Development sites are also referred to as UAT, BPV, or Sandbox sites depending on their use. Development sites are optional and are not part of every client’s setup.

A BPV (Business Process Validation) site is a specialized environment used exclusively by ASI’s Client Success team to validate end-to-end business processes before a client goes live. Unlike other development environments, BPV sites reside on Internal Staging servers.

Staging environment

The staging environment provides a controlled, pre-production space where teams can validate a site's overall functionality, visual design, integrations, and user experience as they will appear in the live environment. Staging environments run on Internal Staging servers and are intended to mirror the production environment as closely as possible.

In the staging environment, staging sites exist for clients who are testing systems prior to going live on iMIS EMS. Typically, staging sites are for clients who upgrade from iMIS 2017 or for clients who are new to iMIS. When a client is actively building and configuring their Staging site, this period is often referred to as the implementation phase, during which the client and internal teams collaborate to prepare the site to go-live. Staging sites operate under a BETA license and do not have custom domains.

Once a client goes live, their staging site is removed 2-4 weeks afterwards. If you want to keep your staging site, you can convert it to a development site for an additional cost.

Production environment

The production environment contains all resources for live, public-facing client operations, known as production sites. This is the environment accessed by end users and serves as the fully operational instance of iMIS for all ASI clients. Production sites operate under a LIVE license.

Requesting a development site

As an iMIS client, you may have a development site included in your initial purchase, or you can request one separately. A development site (also known as a dev site) is a development environment copy of your production site’s database.

Review the following key details about development sites:

  • A development site can be purchased during implementation or after go-live.
  • Clients may purchase multiple development sites.
  • Each purchase includes a one-time setup fee and an ongoing monthly fee for as long as the development site remains active.
  • Custom domains are not supported in development environments.

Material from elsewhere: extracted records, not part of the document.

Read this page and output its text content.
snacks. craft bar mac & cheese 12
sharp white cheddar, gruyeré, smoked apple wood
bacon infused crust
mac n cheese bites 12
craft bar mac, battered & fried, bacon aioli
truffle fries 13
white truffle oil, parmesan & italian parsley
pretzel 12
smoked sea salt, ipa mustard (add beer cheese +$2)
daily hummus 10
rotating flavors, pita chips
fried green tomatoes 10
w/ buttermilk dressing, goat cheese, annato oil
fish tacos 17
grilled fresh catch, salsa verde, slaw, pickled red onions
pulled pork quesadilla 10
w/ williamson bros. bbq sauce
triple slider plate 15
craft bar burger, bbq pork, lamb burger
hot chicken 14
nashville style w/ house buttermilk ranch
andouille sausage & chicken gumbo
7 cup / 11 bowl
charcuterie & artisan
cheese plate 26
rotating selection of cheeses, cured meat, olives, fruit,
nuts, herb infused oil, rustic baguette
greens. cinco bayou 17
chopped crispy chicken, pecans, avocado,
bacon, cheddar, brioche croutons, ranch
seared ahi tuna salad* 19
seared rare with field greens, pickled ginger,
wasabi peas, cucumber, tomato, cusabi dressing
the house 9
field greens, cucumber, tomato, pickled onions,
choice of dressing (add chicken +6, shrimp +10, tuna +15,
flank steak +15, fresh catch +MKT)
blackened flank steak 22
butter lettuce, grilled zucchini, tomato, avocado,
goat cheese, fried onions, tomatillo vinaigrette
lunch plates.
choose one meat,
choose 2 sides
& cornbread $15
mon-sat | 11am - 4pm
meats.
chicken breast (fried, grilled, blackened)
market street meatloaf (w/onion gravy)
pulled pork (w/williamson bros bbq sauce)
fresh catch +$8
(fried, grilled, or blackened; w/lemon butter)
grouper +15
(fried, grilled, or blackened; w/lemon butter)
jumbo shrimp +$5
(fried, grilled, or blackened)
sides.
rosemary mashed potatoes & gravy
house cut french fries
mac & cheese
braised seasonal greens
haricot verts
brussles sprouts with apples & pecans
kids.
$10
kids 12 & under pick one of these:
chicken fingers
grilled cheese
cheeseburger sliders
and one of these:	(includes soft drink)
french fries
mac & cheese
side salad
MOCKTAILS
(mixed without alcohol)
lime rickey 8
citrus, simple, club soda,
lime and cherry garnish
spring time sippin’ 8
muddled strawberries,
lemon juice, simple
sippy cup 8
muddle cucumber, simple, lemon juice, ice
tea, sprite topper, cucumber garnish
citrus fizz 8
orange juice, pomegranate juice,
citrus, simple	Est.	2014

A database refresh is a related service that updates a development site by replacing its data with a current copy of the production database. Clients typically request a database refresh when they need their development environment to reflect the latest real-world data for testing, troubleshooting, or development purposes. Each database refresh incurs a separate fee.

For a full list of Cloud Services billable services, including additional domain purchases and dry-run upgrade environments, see Billable services.